Impressiona o elisabetismo da RBS, que critica a "visão míope", semelhante às justificativas dos conspiradores Cina: "Liberdade! Independência! Morreu a tirania!" e Bruto: "Saiamos, depois, indo até o Fórum e, brandindo sobre nossas cabeças nossas armas rubras, clamemos todos: ?Paz, independência e liberdade!?"

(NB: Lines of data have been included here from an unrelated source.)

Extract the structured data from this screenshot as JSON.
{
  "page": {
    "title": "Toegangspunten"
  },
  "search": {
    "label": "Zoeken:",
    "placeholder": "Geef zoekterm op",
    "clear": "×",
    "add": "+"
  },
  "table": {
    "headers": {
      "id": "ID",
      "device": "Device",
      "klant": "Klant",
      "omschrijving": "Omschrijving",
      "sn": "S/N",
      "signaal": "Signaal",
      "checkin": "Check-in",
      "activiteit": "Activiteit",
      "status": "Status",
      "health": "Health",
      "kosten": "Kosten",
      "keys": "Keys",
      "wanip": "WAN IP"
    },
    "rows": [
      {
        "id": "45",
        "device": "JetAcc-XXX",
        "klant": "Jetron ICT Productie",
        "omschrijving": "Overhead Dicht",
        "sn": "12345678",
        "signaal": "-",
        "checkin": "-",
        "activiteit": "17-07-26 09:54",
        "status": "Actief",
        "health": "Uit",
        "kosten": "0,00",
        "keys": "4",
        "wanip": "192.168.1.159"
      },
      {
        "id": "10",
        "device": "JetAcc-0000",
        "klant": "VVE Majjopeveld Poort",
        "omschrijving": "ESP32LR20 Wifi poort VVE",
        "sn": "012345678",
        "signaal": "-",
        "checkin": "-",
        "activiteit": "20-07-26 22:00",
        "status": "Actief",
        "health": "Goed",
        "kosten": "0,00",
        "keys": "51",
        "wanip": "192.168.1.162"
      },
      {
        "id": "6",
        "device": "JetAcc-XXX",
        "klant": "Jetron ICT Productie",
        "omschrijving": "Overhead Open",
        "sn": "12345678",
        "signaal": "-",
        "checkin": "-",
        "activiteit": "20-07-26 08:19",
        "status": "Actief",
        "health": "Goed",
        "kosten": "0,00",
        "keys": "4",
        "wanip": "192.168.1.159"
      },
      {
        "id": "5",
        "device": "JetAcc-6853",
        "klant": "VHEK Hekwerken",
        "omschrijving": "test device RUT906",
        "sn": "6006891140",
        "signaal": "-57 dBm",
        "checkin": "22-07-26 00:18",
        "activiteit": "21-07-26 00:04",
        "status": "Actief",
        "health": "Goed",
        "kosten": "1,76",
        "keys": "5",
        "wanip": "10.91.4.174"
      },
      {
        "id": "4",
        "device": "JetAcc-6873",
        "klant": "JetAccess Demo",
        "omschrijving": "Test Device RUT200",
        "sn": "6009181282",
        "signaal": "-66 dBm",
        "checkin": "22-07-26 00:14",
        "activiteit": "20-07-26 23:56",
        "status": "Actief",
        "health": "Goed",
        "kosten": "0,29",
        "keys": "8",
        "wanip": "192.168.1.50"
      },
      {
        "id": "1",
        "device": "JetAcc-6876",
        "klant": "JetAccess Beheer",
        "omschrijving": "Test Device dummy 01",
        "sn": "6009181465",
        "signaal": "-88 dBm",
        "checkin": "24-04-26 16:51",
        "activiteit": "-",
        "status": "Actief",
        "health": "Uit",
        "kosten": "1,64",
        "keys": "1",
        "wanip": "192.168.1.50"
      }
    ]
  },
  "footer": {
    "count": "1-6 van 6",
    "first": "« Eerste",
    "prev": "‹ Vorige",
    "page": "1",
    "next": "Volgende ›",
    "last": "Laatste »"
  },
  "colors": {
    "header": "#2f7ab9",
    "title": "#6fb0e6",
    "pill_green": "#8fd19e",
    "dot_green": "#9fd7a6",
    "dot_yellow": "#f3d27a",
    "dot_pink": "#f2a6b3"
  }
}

Esta mesma empresa carrega nas cores dramáticas para colocar seu sócio Carlos Sperotto no sítio eletrônico Agrol como vítima da intolerância do estado. Logo ele, o líder da Farsul! Em surto delirante, esta personagem quis invadir o Palácio Piratini para prestar "solidariedade" aos policiais em greve, que aproveitaram para permanecer na sede do governo após terem sido recebidos em audiência pelo governo.

Interessante isto: o grupo constrói uma informação esquecendo que Sperotto, ambivalente, usava de todos os meios para impedir o trabalho dos servidores do Incra nas vistorias às fazendas, que lei federal determinava para fins de medir a produtividade. Lá nas fazendas da UDR gaúcha havia apenas a solidariedade das armas…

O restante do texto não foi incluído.